On trouve également de grosses différences au niveau des forces qui sous-tendent le développement
technologique. Dans les secteurs de pointe (IT, biotechnologies, etc.), la plupart des technologies sont
développées par des spécialistes en laboratoire selon un rythme endogène, induit par le progrès des
connaissances scientifiques (Cf. la loi de Moore sur la puissance des microprocesseurs) et les besoins
du marché dans le secteur concerné. Dans le cas des technologies propres, le rythme de
développement technologique est plutôt exogène, induit de façon diffuse par l’état des ressources
naturelles, les attentes des stakeholders et, au final, par la législation. Les mécanismes de marché n’ont
guère d’influence directe à l’exception notable du CO2 pour lequel le protocole de Kyoto a créé un
marché artificiel. Pour la mise en place des autres technologies propres, cette question se limite le plus
souvent au financement de l’infrastructure.

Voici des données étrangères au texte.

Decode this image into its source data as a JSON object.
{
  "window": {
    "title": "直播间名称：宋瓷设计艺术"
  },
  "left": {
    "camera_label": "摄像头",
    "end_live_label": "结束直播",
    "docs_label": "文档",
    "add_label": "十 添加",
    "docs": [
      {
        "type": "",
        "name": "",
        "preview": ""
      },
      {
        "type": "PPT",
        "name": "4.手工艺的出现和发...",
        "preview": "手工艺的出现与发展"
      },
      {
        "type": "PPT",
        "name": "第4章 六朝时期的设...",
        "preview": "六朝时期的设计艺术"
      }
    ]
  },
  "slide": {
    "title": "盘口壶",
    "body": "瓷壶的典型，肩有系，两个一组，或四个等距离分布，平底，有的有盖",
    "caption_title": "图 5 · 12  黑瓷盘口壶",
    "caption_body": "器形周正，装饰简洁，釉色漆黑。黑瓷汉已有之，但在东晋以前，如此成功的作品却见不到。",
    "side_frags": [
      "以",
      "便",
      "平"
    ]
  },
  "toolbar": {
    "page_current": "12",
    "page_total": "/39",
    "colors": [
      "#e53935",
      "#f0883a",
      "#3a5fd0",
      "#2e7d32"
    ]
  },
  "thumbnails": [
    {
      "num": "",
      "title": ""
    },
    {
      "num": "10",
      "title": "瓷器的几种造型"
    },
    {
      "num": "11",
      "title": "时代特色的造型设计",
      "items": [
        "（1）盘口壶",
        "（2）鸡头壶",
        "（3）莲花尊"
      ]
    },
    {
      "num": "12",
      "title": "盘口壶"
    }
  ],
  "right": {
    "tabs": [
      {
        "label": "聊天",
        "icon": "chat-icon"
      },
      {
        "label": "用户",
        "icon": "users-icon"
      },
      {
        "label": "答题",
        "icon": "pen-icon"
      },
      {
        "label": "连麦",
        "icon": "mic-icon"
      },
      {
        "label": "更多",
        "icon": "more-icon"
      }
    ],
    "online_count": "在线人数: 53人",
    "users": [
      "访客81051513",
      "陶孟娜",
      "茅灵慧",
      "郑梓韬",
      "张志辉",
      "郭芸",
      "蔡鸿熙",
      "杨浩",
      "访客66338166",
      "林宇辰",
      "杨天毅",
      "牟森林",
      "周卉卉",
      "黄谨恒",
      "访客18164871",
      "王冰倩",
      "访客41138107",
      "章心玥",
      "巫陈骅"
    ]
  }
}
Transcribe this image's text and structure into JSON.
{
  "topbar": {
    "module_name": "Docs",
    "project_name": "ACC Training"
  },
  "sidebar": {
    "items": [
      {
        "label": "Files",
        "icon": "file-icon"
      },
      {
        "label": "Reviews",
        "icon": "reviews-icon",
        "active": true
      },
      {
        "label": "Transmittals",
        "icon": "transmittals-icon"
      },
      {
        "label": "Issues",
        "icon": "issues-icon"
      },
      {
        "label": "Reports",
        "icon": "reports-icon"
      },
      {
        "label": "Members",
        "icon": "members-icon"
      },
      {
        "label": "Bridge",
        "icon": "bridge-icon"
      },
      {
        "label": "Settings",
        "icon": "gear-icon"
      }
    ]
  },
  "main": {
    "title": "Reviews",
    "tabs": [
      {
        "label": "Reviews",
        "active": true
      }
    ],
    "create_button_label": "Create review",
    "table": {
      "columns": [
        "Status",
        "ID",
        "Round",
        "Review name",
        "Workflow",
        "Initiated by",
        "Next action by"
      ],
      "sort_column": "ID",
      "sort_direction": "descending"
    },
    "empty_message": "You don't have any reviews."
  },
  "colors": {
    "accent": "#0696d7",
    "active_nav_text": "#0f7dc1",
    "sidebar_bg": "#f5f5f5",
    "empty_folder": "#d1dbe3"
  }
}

Ensuite, pour évaluer les résultats de la veille, on peut se demander s’il existe des spécialistes du
Développement Durable. Le domaine semble en effet tellement vaste et complexe que les acteurs sont
amenés à se projeter bien au delà des limites de leur expertise individuelle et de leurs activités de base.
En plus, il est en pleine révolution et progresse par à-coup au fur et à mesure qu’un consensus s’établit
entre les acteurs. D’une manière générale, on manque de recul sur sa mise en œuvre. Toutefois, à
l’instar des processus « qualité totale », il existe des « intégrateurs » capables de connecter les
différents composants, de construire un système de gestion et de l’adapter en continu.
Au-delà du besoin habituel de suivre l’évolution des technologies et la position des différents acteurs,
la veille sur les technologies propres doit aussi pouvoir cerner en parallèle les interactions entre un
type d’activité et un contexte environnemental largement partagé avec d’autres acteurs. Autrement,
Tableau récapitulatif
Critère Technologies de pointe Technologies propres
Signaux majoritaires Endogènes Exogènes
Régulation Marché Législation
Compétences clé Expertise Intégration
Evolution Linéaire Par à-coup
Tout cela suppose un énorme travail d’observation et d’apprentissage. La scène européenne est très
intéressante de ce point de vue car c’est le forum politique qui façonne la plupart des législations
environnementales qui seront mises en œuvre à moyen terme dans les Etats membres. C’est aussi
l’endroit où la plupart des parties impliquées sur un sujet environnemental viennent faire entendre
leurs préoccupations auprès des décideurs politiques. Ainsi la Commission européenne coordonne de
nombreux groupes d’experts en charge d’évaluer les mesures prises et le besoin d’en adopter de
nouvelles. Elle dispose de nombreuses sources d’information dont les rapports de l’Agence
Européenne de l’Environnement et du centre de recherche commun (JRC).
En conclusion, les incertitudes nombreuses et complexes qui jalonnent la route vers le développement
durable imposent la veille comme un outil indispensable même si cela nécessite un traitement plus
approfondi au niveau de l’analyse de l’information. A moins de se construire une vision d’ensemble
sur ce qui constitue leur « empreinte écologique », il paraît difficile pour les acteurs d’accompagner le
changement et d’en tirer le meilleur parti. C’est également un défi pour les spécialistes de veille mais
le réussir donnerait ce métier ses lettres de noblesse à titre définitif.